Obesity is tightly linked to hepatic alterations, particularly NAFLD, mainly due to the state of chronic low-grade systemic inflammation. In this regard, IL-6 concentrations have been strongly associated with fatty liver (46). The expression of TNC detected in adipose tissue of obese patients was further enhanced by NAFLD. Moreover, gene expression levels of the remodeling metalloproteinases, MMP2 and MMP9, were increased in the NAFLD patients. Noteworthy, a sequential increase in the TNC deposition and expression in the liver of the wild-type mice after concanavalin A treatment has been found (47). However, no differences were found in the TNC mRNA levels in liver biopsies, suggesting an important role of adipose TNC in the regulation of inflammation. Interestingly, the increasing amounts of TNC in rare tumors of Ito cells, which are fat-storing cells, which represent approximately 20% of the hepatic sinusoidal cells (48), as well as in chronic hepatitis C (49) have been described. TNC may be involved in NAFLD by enhancing the inflammatory response or by its actions on ECM synthesis and assembly during tissue repair (29, 50). Surprisingly, patients with NAFLD presented normal levels of the hepatic enzymes, alanine aminotransferase, aspartate aminotransferase, and γ-GT, which may be due to the relatively low age of the selected patients because NAFLD worsens with advanced age (51).
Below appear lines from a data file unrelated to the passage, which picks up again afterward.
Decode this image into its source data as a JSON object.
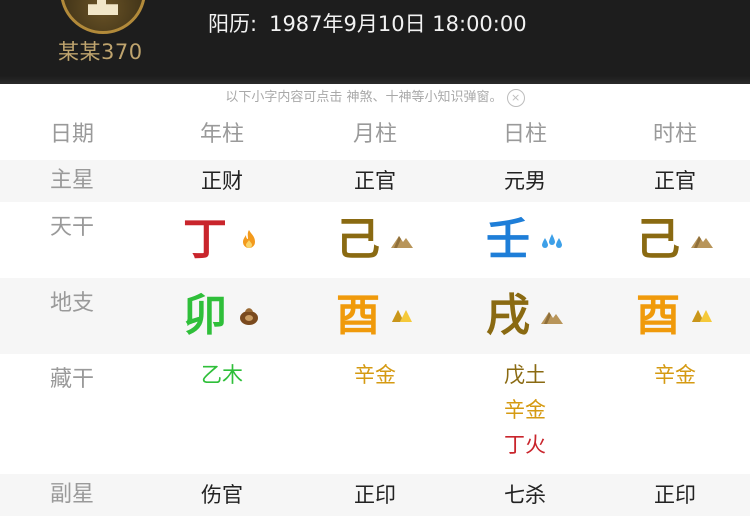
{
  "header": {
    "user_name": "某某370",
    "birth_label": "阳历:",
    "birth_value": "1987年9月10日 18:00:00"
  },
  "notice": {
    "text": "以下小字内容可点击 神煞、十神等小知识弹窗。",
    "close_symbol": "×"
  },
  "table": {
    "corner_label": "日期",
    "columns": [
      "年柱",
      "月柱",
      "日柱",
      "时柱"
    ],
    "main_star": {
      "label": "主星",
      "values": [
        "正财",
        "正官",
        "元男",
        "正官"
      ]
    },
    "heavenly_stems": {
      "label": "天干",
      "values": [
        {
          "char": "丁",
          "color": "#c9252c",
          "icon": "fire-icon"
        },
        {
          "char": "己",
          "color": "#8a6a12",
          "icon": "earth-icon"
        },
        {
          "char": "壬",
          "color": "#1e7ed8",
          "icon": "water-icon"
        },
        {
          "char": "己",
          "color": "#8a6a12",
          "icon": "earth-icon"
        }
      ]
    },
    "earthly_branches": {
      "label": "地支",
      "values": [
        {
          "char": "卯",
          "color": "#2fbf3a",
          "icon": "wood-icon"
        },
        {
          "char": "酉",
          "color": "#f09a0b",
          "icon": "metal-icon"
        },
        {
          "char": "戌",
          "color": "#8a6a12",
          "icon": "earth-icon"
        },
        {
          "char": "酉",
          "color": "#f09a0b",
          "icon": "metal-icon"
        }
      ]
    },
    "hidden_stems": {
      "label": "藏干",
      "values": [
        [
          {
            "text": "乙木",
            "color": "#2fbf3a"
          }
        ],
        [
          {
            "text": "辛金",
            "color": "#d59a12"
          }
        ],
        [
          {
            "text": "戊土",
            "color": "#8a6a12"
          },
          {
            "text": "辛金",
            "color": "#d59a12"
          },
          {
            "text": "丁火",
            "color": "#c9252c"
          }
        ],
        [
          {
            "text": "辛金",
            "color": "#d59a12"
          }
        ]
      ]
    },
    "sub_star": {
      "label": "副星",
      "values": [
        "伤官",
        "正印",
        "七杀",
        "正印"
      ]
    }
  }
}
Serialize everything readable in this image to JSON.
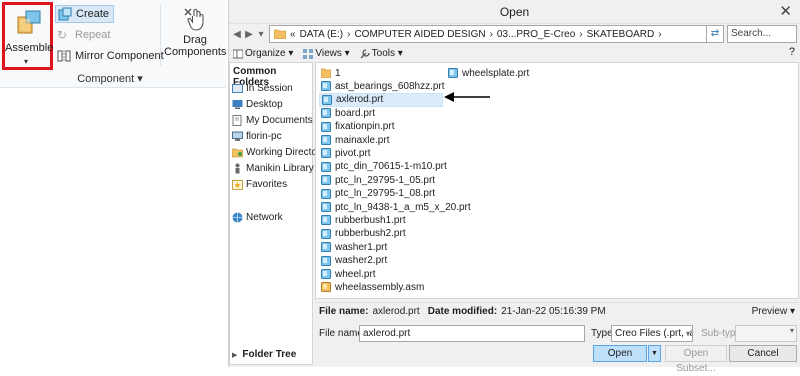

In summary, our findings demonstrate that TNC levels are increased in VAT of obese subjects with or without T2D and in obese volunteers with NAFLD. The positive association with TLR4, MMP2, and MMP9 as well as its stimulation after TNF-α treatment in both adipocytes and SVFC suggests a role for this protein in maintaining the chronic inflammatory response associated to obesity, which may be related to an increase of extracellular matrix remodeling.

Supplementary Material

Supplemental Data

supp_97_10_E1880__index.html^{(1,024B, html)}

Acknowledgments

We gratefully acknowledge the valuable collaboration of all the members of the Multidisciplinary Obesity Team, Clinica Universidad de Navarra, Pamplona, Spain. Centro de Investigación Biomédica en Red de Fisiopatología de la Obesidad y Nutrición is an initiative of the Instituto de Salud Carlos III (Spain).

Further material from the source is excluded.